During those days we focused on understanding the performative construction of temporary spatial experience within MPavilion. MPavilion is a temporary pavilion in the Queen Victoria Gardens in the Melbourne’s Southbank Arts Precinct. For four years, this pavilion has every year a different structure designed by a commissioned architect. This space functions as event hub for architecture and design that during Summer brings an entire program of talks, workshops, performances and installations.
From some of the events organized by MPavilion we were able to experience, I can pinpoint the Hypnapod project, developed by designed by Unconscious Collective in collaboration with Jenny Underwood at RMIT University’s School of Fashion & Textiles. It was a project with suspended cardiophonic snooze hanging pods equipped with sensors speakers which amplify heartbeats in real-time and produced a unique soundscape.
Although it was a fascinating example of the entanglement of art, design, and technology with a temporary architecture structure, this event, as such others, had to be booked in advance which sometimes could be a limiting factor for people to engage with this temporary space.
Having this in mind, while doing digital ethnography in this temporary space we detect various forms of encountering with MPavillion across both digital (social media and official website) and material spaces.

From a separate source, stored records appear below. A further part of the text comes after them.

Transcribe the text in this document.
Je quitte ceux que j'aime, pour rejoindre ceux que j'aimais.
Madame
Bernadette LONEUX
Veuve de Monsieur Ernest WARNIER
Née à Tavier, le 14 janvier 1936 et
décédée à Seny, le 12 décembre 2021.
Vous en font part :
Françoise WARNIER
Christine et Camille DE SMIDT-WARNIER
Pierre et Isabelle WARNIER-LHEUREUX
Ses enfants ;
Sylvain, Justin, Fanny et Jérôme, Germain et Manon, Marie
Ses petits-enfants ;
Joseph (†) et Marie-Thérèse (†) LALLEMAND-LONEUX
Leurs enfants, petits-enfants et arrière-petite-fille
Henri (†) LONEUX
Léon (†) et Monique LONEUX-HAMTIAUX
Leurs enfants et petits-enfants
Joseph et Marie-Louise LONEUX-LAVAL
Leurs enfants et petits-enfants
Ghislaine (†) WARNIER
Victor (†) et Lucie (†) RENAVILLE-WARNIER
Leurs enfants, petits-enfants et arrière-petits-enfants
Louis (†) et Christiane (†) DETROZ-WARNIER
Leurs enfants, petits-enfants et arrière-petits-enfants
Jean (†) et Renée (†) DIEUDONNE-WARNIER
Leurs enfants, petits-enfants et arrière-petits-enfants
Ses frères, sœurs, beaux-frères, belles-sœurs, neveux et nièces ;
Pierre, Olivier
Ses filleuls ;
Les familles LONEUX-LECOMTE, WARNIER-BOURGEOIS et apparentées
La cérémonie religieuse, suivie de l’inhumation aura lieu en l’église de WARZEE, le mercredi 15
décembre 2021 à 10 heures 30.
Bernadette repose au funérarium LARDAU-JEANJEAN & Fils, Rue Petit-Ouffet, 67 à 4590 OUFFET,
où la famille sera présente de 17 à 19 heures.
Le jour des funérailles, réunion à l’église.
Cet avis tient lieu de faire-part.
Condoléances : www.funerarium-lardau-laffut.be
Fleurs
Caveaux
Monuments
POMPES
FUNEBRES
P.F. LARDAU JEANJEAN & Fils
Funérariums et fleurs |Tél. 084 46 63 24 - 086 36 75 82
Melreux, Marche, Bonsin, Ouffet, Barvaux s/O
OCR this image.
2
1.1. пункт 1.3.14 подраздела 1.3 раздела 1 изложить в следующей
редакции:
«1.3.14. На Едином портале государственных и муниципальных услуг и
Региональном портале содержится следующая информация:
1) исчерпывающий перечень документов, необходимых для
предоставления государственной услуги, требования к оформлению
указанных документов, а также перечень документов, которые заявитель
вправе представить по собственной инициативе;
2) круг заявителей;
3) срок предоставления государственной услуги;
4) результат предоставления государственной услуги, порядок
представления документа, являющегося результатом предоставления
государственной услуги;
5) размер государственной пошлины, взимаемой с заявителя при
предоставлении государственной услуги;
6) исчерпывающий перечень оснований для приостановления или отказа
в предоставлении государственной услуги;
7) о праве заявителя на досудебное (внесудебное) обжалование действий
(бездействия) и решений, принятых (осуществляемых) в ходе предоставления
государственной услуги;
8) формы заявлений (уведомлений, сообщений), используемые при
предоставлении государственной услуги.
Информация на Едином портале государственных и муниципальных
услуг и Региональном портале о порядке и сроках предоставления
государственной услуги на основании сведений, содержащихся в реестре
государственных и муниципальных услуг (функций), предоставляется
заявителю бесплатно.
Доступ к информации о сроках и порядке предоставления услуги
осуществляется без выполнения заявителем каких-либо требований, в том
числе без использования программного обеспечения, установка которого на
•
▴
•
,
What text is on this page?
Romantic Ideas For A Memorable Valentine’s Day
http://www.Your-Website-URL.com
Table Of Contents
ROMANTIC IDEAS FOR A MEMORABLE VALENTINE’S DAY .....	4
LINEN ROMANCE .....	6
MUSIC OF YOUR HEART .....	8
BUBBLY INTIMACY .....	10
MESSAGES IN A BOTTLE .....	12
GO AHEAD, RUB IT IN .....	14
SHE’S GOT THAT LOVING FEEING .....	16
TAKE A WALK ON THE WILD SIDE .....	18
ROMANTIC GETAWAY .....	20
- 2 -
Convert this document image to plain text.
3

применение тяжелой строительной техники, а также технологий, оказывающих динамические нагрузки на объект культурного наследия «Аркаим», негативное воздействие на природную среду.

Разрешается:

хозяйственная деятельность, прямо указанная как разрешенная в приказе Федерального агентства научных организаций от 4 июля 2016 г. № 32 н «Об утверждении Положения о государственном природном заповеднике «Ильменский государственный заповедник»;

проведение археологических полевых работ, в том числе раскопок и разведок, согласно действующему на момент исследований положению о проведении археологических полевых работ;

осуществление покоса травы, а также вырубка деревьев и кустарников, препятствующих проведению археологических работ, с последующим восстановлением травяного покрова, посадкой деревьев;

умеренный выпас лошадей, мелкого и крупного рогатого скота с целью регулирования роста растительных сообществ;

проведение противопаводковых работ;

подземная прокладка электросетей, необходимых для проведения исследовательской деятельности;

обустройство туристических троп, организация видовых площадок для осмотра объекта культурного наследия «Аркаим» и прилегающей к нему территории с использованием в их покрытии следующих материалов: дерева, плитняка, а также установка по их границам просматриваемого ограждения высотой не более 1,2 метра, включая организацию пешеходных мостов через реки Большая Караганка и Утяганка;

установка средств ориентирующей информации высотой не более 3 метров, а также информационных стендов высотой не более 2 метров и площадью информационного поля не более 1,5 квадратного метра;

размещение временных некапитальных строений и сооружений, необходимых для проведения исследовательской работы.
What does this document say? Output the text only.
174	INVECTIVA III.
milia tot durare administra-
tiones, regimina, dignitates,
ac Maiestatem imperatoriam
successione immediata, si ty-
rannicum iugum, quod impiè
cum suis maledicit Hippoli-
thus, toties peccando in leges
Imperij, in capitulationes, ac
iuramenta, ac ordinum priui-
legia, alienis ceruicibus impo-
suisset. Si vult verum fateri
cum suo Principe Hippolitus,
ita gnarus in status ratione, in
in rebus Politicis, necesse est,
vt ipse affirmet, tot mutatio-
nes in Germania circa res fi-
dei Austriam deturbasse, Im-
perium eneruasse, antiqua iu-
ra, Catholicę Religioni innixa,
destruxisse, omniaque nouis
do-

Following the notions of spatial and temporal practices of Lefebvre(1991) Merrifield (2006) and Schatzki (2015), we could perceive that the ephemerality of the space, the construction of its structure, and the way the events were organized and promoted were important factors at the moment of generating experiences and performing social activities. We also could detect that these spatial practices in a temporary space such as MPavilion, are intertwined with imaginaries of inclusive or exclusionary spaces, and sometimes the first encounter (in both digital and material manner) can disrupt the engagement a person might have with the space in the near future.